My Princess Alexandra of Kent has some brown sick bits on its leaves.
is it good to trim these off?
is it a sign of something in particular? - bugs? nutrition deficiency?

Posts

  • Lizzie27Lizzie27 Posts: 12,494
    That looks like either frost or cold wind damage - I've also got a few like that. Just carefully snip the dead leaves off and they should regrow. 
    North East Somerset - Clay soil over limestone
  • thanks, Lizzie!
    have done...
  • FireFire Posts: 19,096
    Yes, I would say it's frost damage.
  • mm, wonder whether there's something I could have done to prevent this - perhaps I cut/ trimmed a bit early or something?
  • InglezinhoInglezinho Posts: 568
    edited May 2021
    "Oh rose, thou art sick, the invisible worm
    that flies in the night, in the howling storm.
    has eaten into thy crimson bed of joy."

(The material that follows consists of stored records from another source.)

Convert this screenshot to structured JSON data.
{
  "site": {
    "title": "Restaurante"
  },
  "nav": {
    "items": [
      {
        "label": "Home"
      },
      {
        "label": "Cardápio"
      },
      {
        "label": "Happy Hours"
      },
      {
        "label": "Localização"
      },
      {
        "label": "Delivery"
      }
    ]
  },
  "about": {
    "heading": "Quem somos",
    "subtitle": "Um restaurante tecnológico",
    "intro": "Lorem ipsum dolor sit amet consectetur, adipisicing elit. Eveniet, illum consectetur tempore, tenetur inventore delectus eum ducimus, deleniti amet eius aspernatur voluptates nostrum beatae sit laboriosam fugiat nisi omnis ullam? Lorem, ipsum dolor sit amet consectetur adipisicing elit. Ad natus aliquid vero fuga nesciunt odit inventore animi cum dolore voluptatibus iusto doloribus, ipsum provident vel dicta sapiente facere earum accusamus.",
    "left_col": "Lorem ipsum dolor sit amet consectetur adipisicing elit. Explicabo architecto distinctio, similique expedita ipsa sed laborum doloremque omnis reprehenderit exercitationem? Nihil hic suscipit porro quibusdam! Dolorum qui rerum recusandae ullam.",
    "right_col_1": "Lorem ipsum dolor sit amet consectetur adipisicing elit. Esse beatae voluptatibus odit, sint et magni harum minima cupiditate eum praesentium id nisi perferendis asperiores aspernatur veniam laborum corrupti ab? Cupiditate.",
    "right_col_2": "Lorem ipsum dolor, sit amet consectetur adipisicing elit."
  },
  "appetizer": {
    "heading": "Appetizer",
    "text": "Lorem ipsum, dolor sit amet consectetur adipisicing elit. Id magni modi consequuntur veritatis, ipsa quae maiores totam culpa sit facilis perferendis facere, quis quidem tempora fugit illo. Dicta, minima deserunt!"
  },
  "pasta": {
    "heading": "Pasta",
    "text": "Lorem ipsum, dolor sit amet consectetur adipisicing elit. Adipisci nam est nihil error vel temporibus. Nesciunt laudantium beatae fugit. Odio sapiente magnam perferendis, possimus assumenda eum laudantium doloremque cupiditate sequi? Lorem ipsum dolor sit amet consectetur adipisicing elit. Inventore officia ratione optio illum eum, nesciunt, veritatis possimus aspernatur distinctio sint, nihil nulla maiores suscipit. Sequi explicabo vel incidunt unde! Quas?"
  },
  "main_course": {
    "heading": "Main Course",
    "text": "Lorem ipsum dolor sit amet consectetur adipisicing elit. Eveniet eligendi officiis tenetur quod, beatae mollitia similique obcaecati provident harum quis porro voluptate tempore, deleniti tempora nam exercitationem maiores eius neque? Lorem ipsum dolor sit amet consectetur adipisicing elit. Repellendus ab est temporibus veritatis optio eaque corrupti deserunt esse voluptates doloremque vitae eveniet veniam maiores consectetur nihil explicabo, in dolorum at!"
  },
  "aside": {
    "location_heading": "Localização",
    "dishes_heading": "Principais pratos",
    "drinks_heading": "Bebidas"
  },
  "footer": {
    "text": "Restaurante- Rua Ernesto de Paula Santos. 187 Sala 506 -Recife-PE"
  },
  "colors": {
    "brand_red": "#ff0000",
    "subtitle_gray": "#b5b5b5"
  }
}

    - William Blake ( author of Jerusalem, Britain's third national anthem)

    Try again. Good luck!




      
    Everyone likes butterflies. Nobody likes caterpillars.
  • PosyPosy Posts: 3,601
    I don't think you could have prevented it unless you covered it with mesh. Almost everything in my garden looks like that this year. Soft March, freezing April.
  • mesh, eh - new thought.
    thanks, c
  • B3B3 Posts: 27,505
    In a normal year, you probably wouldn't have needed to do anything, but this hasn't been a normal year.
    One of my roses looked a bit like that without the crispy bits. New shoots are growing well now.
    In London. Keen but lazy.
  • I'm glad it's not so much me...
  • DovefromaboveDovefromabove Posts: 88,147
    Remove the frosted leaves if you don’t like the look of them. At this time of year the roses will soon grow new ones. :smile:

    Gardening in Central Norfolk on improved gritty moraine over chalk ... free-draining.